Dans cette autobiographie, Chapman se raconte avec des mots simples, avec une gouaille qui lui est propre, mélange de franchise et de vanité mâtiné de jargon de truand. L’histoire de cet anti héros se lit comme un roman et on ne peut s’empêcher de frémir à l’idée que ses réelles intentions soient mises à jours par les Allemands.
Si finalement son rôle d’espion reste quelque peu limité – il n’accomplira que deux missions en Angleterre – sa vision de l’Europe occupée et des occupants a une réelle valeur historique, s’inscrivant dans l’idée de l’École des Annales qui ne raconte pas seulement l’histoire à travers les dirigeants mais aussi à travers le peuple.
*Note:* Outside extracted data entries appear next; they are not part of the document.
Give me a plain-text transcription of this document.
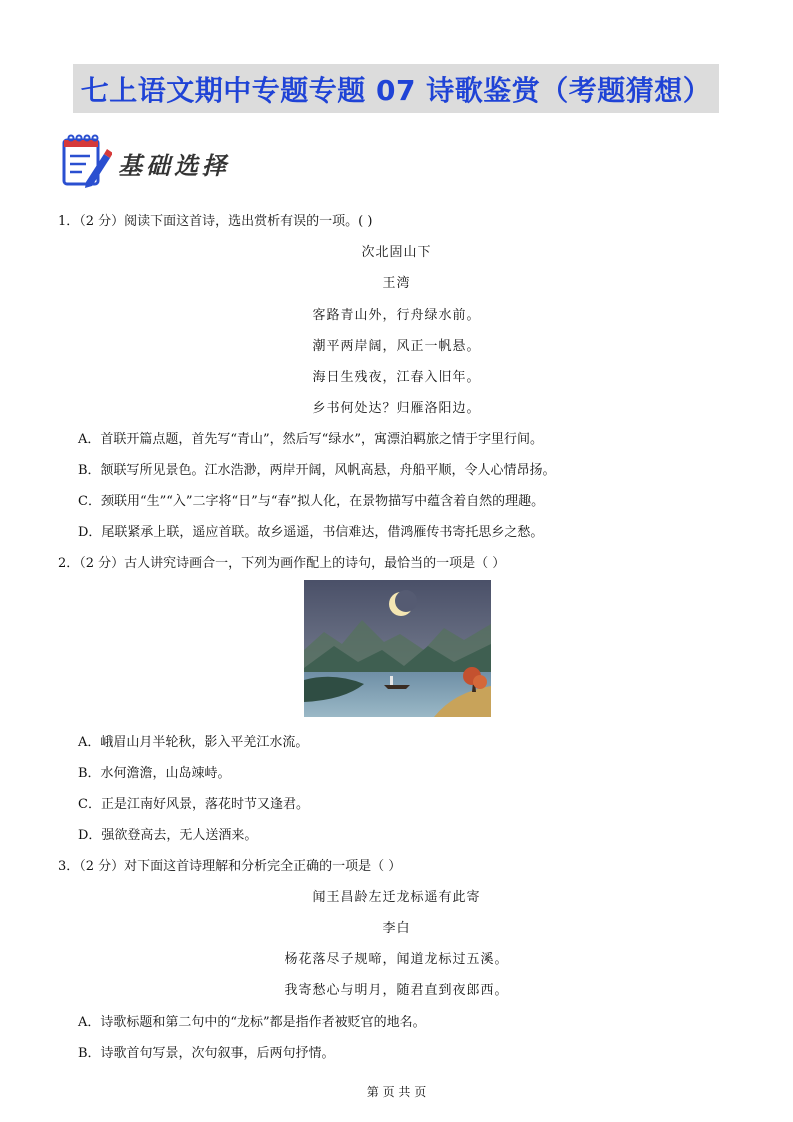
七上语文期中专题专题 07 诗歌鉴赏（考题猜想）
基础选择
1．（2 分）阅读下面这首诗，选出赏析有误的一项。( )
次北固山下
王湾
客路青山外，行舟绿水前。
潮平两岸阔，风正一帆悬。
海日生残夜，江春入旧年。
乡书何处达？归雁洛阳边。
A．首联开篇点题，首先写“青山”，然后写“绿水”，寓漂泊羁旅之情于字里行间。
B．颔联写所见景色。江水浩渺，两岸开阔，风帆高悬，舟船平顺，令人心情昂扬。
C．颈联用“生”“入”二字将“日”与“春”拟人化，在景物描写中蕴含着自然的理趣。
D．尾联紧承上联，遥应首联。故乡遥遥，书信难达，借鸿雁传书寄托思乡之愁。
2．（2 分）古人讲究诗画合一，下列为画作配上的诗句，最恰当的一项是（ ）
A．峨眉山月半轮秋，影入平羌江水流。
B．水何澹澹，山岛竦峙。
C．正是江南好风景，落花时节又逢君。
D．强欲登高去，无人送酒来。
3．（2 分）对下面这首诗理解和分析完全正确的一项是（ ）
闻王昌龄左迁龙标遥有此寄
李白
杨花落尽子规啼，闻道龙标过五溪。
我寄愁心与明月，随君直到夜郎西。
A．诗歌标题和第二句中的“龙标”都是指作者被贬官的地名。
B．诗歌首句写景，次句叙事，后两句抒情。
第 页 共 页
A ce titre, il livre un témoignage précieux sur la propagande nazie et comment celle-ci amène finalement le Reich à sa perte. Il dresse également un portrait moins manichéen de l’occupant allemand, sans jamais évidement excuser le nazisme.
Chapman n’est pas un héros conventionnel. Il se trouvait enfermé dans une prison de Jersey lorsque les Allemands ont débarqué et pris possession de l’île, de sa population et de ses prisonniers. C’est plus par opportunisme et par désir de fuir sa cage qu’il s’enrôle aux côtés des Allemands. Son incroyable audace, son charisme et ses talents d’infiltration font le reste. Son caractère trompe-la-mort et ses capacités à garder son calme lui permettent de passer les nombreux tests destinés à évaluer sa fidélité. Les Allemands le traiteront d’ailleurs très bien. Chapman, ou « Fritz » pour ses nouveaux maîtres nazis, va vivre la grande vie, du château de la Bretonnière près de Nantes aux palaces parisiens en passant par les hôtels d’Oslo.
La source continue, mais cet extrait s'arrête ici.